Q48.Jenkins没有K8S认证文件
报错信息
+ kubectl set image deploy deploy-yiliao c1=harbor.oldboyedu.com/oldboyedu-jenkins/yiliao:v2
error: the server doesn't have a resource type "deploy"
Build step 'Execute shell' marked build as failure
错误原因
Jenkins节点缺少K8S集群的认证文件
解决方案
将K8S集群的认证文件拷贝到Jenkins节点即可。
Q49.资源类型未知
报错信息
[root@master231 deployments]# kubectl apply -f 11-deploy-readinessProbe-tcpSocket.yaml
deployment.apps/deploy-livenessprobe-readinessprobe-tcpsocket created
service/svc-xiuxain created
error: unable to recognize "11-deploy-readinessProbe-tcpSocket.yaml": no matches for kind "configMap" in version "v1"
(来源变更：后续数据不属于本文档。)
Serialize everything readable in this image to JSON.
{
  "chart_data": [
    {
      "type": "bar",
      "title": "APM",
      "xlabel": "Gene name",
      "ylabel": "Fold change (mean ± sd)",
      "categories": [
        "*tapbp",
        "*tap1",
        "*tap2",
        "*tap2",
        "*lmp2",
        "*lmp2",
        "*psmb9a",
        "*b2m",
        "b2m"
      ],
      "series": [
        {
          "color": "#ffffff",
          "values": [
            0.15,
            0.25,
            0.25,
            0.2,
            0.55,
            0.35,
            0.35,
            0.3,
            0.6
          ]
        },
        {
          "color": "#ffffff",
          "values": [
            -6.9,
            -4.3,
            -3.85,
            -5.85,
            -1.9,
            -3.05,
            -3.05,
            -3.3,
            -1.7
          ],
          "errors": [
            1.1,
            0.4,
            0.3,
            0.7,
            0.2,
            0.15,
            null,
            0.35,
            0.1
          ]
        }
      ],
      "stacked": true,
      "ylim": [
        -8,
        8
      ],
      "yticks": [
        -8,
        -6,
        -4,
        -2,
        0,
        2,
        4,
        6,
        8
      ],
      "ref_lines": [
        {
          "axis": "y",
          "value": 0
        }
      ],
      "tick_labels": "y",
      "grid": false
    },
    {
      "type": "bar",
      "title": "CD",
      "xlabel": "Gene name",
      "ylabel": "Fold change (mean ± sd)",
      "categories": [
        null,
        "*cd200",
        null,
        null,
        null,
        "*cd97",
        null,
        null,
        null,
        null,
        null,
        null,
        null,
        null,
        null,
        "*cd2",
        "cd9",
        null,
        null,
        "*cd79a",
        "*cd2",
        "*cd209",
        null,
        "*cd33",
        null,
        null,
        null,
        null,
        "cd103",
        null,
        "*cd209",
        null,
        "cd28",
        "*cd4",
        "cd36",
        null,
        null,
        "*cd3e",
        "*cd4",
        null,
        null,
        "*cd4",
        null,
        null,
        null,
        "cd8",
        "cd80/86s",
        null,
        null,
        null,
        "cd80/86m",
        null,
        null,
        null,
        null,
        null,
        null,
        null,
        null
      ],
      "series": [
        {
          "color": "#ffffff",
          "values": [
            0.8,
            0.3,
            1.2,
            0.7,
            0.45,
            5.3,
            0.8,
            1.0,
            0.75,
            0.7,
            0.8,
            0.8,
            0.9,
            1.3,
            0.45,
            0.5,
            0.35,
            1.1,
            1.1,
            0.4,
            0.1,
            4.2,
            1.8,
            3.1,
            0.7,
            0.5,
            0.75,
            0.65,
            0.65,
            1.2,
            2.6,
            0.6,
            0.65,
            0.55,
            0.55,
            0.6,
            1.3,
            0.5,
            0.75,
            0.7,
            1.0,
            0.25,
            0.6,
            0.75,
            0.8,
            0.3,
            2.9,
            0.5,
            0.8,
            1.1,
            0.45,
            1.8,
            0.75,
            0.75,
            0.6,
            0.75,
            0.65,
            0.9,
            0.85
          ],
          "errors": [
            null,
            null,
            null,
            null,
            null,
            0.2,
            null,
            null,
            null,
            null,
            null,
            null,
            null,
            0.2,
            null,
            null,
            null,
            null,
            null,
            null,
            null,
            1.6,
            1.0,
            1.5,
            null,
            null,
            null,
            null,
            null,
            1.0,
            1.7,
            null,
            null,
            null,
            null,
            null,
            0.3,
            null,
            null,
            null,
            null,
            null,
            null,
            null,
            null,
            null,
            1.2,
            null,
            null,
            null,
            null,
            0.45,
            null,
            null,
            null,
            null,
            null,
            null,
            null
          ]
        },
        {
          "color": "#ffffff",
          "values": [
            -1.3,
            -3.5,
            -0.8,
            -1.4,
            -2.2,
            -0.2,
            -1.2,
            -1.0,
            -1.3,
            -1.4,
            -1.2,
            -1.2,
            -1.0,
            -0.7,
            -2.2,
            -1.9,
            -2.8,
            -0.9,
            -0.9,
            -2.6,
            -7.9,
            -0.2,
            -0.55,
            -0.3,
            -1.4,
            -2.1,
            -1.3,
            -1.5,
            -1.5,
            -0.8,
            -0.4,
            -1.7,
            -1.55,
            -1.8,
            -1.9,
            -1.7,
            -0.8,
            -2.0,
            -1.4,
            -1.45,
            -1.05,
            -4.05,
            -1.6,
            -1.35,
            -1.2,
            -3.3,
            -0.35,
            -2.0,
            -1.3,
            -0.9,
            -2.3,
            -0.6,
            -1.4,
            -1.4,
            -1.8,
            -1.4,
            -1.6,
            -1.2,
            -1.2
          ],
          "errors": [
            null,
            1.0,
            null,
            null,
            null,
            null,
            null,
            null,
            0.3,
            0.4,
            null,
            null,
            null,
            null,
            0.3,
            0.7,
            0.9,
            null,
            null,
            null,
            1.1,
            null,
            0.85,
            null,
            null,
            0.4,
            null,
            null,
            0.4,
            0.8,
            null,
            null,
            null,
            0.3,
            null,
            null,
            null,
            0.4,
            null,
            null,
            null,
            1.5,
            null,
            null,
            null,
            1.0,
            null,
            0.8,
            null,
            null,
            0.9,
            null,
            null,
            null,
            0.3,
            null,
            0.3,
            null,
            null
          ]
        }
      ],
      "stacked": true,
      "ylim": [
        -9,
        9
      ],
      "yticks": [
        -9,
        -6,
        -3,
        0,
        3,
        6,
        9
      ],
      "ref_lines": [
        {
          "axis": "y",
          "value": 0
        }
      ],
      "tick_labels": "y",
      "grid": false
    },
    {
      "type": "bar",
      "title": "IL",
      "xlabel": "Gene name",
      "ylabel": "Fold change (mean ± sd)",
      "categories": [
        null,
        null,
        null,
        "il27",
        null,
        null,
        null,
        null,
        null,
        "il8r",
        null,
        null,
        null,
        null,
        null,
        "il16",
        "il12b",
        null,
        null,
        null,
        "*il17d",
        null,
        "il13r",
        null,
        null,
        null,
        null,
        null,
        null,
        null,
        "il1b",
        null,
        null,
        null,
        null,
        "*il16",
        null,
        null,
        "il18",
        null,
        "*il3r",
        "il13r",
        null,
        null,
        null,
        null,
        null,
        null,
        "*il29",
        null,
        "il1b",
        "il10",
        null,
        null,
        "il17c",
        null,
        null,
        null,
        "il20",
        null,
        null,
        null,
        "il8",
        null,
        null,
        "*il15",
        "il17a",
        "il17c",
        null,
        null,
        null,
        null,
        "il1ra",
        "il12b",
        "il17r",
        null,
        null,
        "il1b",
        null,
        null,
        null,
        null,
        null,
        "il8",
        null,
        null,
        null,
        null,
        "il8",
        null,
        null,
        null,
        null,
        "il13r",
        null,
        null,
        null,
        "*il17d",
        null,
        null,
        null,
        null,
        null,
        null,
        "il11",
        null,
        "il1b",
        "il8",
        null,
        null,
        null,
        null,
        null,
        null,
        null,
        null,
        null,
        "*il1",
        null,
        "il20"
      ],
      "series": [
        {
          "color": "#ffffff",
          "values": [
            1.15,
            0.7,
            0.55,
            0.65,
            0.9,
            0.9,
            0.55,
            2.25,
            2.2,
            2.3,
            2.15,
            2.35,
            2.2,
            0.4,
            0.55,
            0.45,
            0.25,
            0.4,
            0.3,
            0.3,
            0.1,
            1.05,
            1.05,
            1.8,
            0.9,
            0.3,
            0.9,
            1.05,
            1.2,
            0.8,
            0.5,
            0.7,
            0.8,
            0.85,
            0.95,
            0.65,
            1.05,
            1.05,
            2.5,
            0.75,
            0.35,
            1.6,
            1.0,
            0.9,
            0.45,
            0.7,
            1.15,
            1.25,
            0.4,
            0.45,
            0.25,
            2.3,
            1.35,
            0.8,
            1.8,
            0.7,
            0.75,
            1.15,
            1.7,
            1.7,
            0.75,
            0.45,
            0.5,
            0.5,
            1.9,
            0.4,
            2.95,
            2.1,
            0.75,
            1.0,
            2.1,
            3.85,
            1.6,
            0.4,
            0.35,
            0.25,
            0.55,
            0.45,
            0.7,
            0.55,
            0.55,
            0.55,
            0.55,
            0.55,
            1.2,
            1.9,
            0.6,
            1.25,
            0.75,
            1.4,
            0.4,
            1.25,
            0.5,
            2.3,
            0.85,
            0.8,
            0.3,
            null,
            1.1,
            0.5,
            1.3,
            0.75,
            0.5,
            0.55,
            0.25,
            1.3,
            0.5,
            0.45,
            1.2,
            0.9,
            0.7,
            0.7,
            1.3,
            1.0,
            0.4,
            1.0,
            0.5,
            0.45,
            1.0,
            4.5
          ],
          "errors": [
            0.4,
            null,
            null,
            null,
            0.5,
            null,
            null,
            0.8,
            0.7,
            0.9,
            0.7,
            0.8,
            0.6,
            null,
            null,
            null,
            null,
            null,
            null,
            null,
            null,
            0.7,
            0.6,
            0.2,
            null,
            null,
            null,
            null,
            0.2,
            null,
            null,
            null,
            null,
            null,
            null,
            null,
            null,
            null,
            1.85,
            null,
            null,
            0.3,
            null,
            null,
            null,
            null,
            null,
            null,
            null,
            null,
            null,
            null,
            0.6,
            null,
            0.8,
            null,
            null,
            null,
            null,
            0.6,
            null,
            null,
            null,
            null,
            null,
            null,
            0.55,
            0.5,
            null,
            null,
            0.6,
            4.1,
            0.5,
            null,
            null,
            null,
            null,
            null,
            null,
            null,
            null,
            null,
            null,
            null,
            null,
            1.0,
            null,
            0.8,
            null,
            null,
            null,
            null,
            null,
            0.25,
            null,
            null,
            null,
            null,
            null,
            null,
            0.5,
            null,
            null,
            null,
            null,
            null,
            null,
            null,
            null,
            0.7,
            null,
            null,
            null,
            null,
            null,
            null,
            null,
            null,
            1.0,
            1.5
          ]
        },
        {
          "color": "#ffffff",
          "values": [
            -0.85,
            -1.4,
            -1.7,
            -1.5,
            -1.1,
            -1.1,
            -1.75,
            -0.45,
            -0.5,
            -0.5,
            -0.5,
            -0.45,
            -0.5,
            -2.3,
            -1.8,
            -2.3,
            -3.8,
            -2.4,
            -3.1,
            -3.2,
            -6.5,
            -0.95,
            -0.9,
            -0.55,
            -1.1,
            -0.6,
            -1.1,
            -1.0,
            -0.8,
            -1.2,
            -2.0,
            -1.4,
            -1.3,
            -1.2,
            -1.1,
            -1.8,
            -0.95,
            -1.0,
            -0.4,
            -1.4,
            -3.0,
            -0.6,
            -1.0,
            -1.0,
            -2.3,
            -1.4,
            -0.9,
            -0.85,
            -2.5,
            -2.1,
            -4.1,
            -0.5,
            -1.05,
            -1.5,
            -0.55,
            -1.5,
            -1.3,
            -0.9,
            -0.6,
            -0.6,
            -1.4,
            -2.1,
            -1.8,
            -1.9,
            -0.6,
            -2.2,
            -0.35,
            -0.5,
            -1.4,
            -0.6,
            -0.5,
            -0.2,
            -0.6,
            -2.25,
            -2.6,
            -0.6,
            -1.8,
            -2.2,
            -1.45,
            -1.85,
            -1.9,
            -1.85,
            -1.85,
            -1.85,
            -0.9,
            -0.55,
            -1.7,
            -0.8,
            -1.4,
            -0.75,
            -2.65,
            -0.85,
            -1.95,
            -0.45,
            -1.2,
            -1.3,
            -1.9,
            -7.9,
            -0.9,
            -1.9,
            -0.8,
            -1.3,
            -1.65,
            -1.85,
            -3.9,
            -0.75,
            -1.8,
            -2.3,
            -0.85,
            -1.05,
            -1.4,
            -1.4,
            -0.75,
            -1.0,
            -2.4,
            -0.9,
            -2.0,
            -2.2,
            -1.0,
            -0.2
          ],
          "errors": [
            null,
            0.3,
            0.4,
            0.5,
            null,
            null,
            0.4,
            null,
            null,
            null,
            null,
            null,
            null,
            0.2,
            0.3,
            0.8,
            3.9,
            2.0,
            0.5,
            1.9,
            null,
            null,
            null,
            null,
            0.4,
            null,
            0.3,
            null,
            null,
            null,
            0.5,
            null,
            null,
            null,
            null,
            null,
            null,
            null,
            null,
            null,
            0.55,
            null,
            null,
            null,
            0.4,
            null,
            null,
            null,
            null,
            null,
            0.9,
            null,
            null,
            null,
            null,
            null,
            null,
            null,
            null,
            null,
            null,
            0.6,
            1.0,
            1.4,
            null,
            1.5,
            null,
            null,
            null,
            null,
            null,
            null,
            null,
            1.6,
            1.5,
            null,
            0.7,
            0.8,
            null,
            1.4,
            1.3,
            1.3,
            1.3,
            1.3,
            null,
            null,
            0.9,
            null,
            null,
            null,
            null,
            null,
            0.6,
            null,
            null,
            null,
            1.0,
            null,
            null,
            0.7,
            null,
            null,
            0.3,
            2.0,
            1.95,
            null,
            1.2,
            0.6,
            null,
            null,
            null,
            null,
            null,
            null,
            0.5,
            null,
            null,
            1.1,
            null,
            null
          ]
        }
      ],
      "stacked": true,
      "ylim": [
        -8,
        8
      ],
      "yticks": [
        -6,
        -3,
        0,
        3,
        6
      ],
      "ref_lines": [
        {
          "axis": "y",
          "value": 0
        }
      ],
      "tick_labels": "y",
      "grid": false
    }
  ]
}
[root@master231 deployments]#
错误原因
K8S集群的资源类型写错了。
解决方案
检查资源的kind字段,是否符合K8S集群的类型,可以通过kubectl api-resource查看K8S资源的类型。
或者使用“kubectl explain cm”也可以检查cm资源所属的类型。
Q50.Metrics server组件不工作
报错信息
[root@master231 deployments]# kubectl top node
error: Metrics API not available
[root@master231 deployments]#
错误原因
根据报错提示,Metrics server组件不正常工作导致的。
解决方案
- 1.检查是否安装Metrics server组件;
- 2.检查K8S集群网络插件,可能导致metrics server不正常工作;
Q51.Metrics server组件正常工作
报错信息
[root@master231 02-metrics-server]# kubectl get hpa
NAME REFERENCE TARGETS MINPODS MAXPODS REPLICAS AGE
deploy-stress Deployment/deploy-stress <unknown>/95% 2 5 0 3s
[root@master231 02-metrics-server]#
错误原因
如果目标一直处于"<unknown>"状态,说明没有监控到目标,也可能metrics-server不正常工作。
解决方案
- 1.检查metrics-server的版本和K8S是否对应,验证组件是否正常工作;(kubectl top)
- 2.被监控目标(Deployment/deploy-stress)是否被移除;
Q52.Metrics server组件正常工作
报错信息
replicasets.apps is forbidden: User "system:serviceaccount:kubernetes-dashboard:kubernetes-dashboard" cannot list resource "replicasets" in API group "apps" in the namespace "default"
deployments.apps is forbidden: User "system:serviceaccount:kubernetes-dashboard:kubernetes-dashboard" cannot list resource "deployments" in API group "apps" in the namespace "default"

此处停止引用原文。